United Nations designated terrorist and 26/11 attacks mastermind Hafiz Saeed's Jamaat-ud-Dawa(JuD) and Falah-i-Insaniyat Foundation (FIF) are no longer mentioned in the list of Pakistan's banned terror outfits after a presidential ordinance that prohibited them under a UN resolution lapsed.
Earlier in February, the then Pakistan President Mamnoon Hussain promulgated an ordinance amending the Anti-Terrorism Act 1997, thereby banning terrorists and terror outfits that were listed by the UNSC. The JuD and FIF were banned under this ordinace.
According to a petition filed by Saeed, his counsels Raja Rizwan Abbasi and Sohail Warraich told the Islamabad High Court (IHC) on Thursday that the ordinace had lapsed and was never extended by the Pakistan Tehreek-e-Insaf (PTI) government, reported The Dawn.
Hafiz Saeed challenged the ordinance under which his organisations, the JuD and FIF, were blacklisted for being on the watch list of the UN Security Council.
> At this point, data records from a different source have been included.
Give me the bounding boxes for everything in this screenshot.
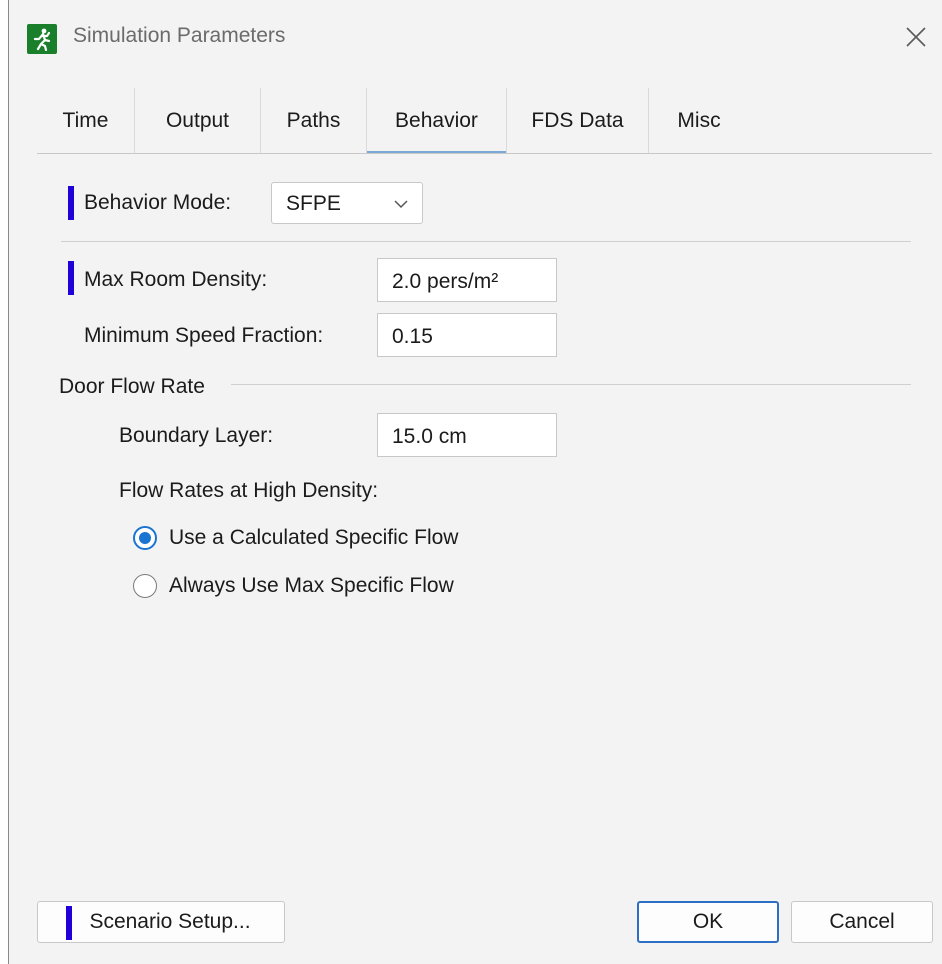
scenario-setup-button[interactable]: Scenario Setup... <box>37 901 285 943</box>
tab-divider <box>37 153 932 154</box>
simulation-parameters-dialog: Simulation Parameters Time Output Paths … <box>8 0 942 964</box>
behavior-mode-label: Behavior Mode: <box>84 191 232 214</box>
min-speed-fraction-value: 0.15 <box>392 325 433 348</box>
radio-calculated-specific-flow[interactable]: Use a Calculated Specific Flow <box>133 526 458 550</box>
cancel-label: Cancel <box>829 910 895 933</box>
tab-paths[interactable]: Paths <box>261 88 367 154</box>
max-room-density-input[interactable]: 2.0 pers/m² <box>377 258 557 302</box>
boundary-layer-value: 15.0 cm <box>392 425 467 448</box>
required-marker <box>68 261 74 295</box>
ok-button[interactable]: OK <box>637 901 779 943</box>
tab-behavior[interactable]: Behavior <box>367 88 507 154</box>
radio-max-specific-flow[interactable]: Always Use Max Specific Flow <box>133 574 454 598</box>
boundary-layer-label: Boundary Layer: <box>119 424 274 447</box>
radio-button-checked[interactable] <box>133 526 157 550</box>
behavior-mode-value: SFPE <box>286 192 341 215</box>
behavior-mode-select[interactable]: SFPE <box>271 182 423 224</box>
required-marker <box>66 906 72 940</box>
radio-label: Always Use Max Specific Flow <box>169 574 454 597</box>
close-button[interactable] <box>890 14 942 60</box>
window-title: Simulation Parameters <box>73 24 286 47</box>
tab-bar: Time Output Paths Behavior FDS Data Misc <box>37 88 749 154</box>
flow-rates-high-density-label: Flow Rates at High Density: <box>119 479 379 502</box>
min-speed-fraction-label: Minimum Speed Fraction: <box>84 324 324 347</box>
min-speed-fraction-input[interactable]: 0.15 <box>377 313 557 357</box>
close-icon <box>906 27 926 47</box>
ok-label: OK <box>692 910 724 933</box>
tab-output[interactable]: Output <box>135 88 261 154</box>
tab-misc[interactable]: Misc <box>649 88 749 154</box>
tab-fds-data[interactable]: FDS Data <box>507 88 649 154</box>
radio-label: Use a Calculated Specific Flow <box>169 526 459 549</box>
required-marker <box>68 186 74 220</box>
title-bar: Simulation Parameters <box>9 0 942 76</box>
scenario-setup-label: Scenario Setup... <box>89 910 251 933</box>
max-room-density-value: 2.0 pers/m² <box>392 270 499 293</box>
chevron-down-icon <box>394 200 408 209</box>
door-flow-rate-group-label: Door Flow Rate <box>59 375 205 398</box>
running-man-icon <box>27 24 57 54</box>
boundary-layer-input[interactable]: 15.0 cm <box>377 413 557 457</box>
cancel-button[interactable]: Cancel <box>791 901 933 943</box>
group-divider <box>231 384 911 385</box>
tab-time[interactable]: Time <box>37 88 135 154</box>
section-divider <box>61 241 911 242</box>
radio-button[interactable] <box>133 574 157 598</box>
max-room-density-label: Max Room Density: <box>84 268 268 291</box>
In his plea, Saeed had claimed that the ordinance issued was against the sovereignty and Constitution of Pakistan.
Hafiz Saeed's counsel informed the IHC that the ordinance was neither extended by the current government nor it was tabled in the Parliament to convert it into act. Subsequently, the judge said that Saeed's plea was no longer effective as the ordinance was not extended by the government.
The Pakistan government had banned terror organisations and individuals from making donations to JuD, FIF and others on the UN Security Council sanctions list. The UNSC sanctions list includes the names of terror outfts like Al-Qaeda, Tehreek-e-Taliban Pakistan, Lashkar-e-Jhangvi, JuD, FIF and Lashkar-e-Taiba.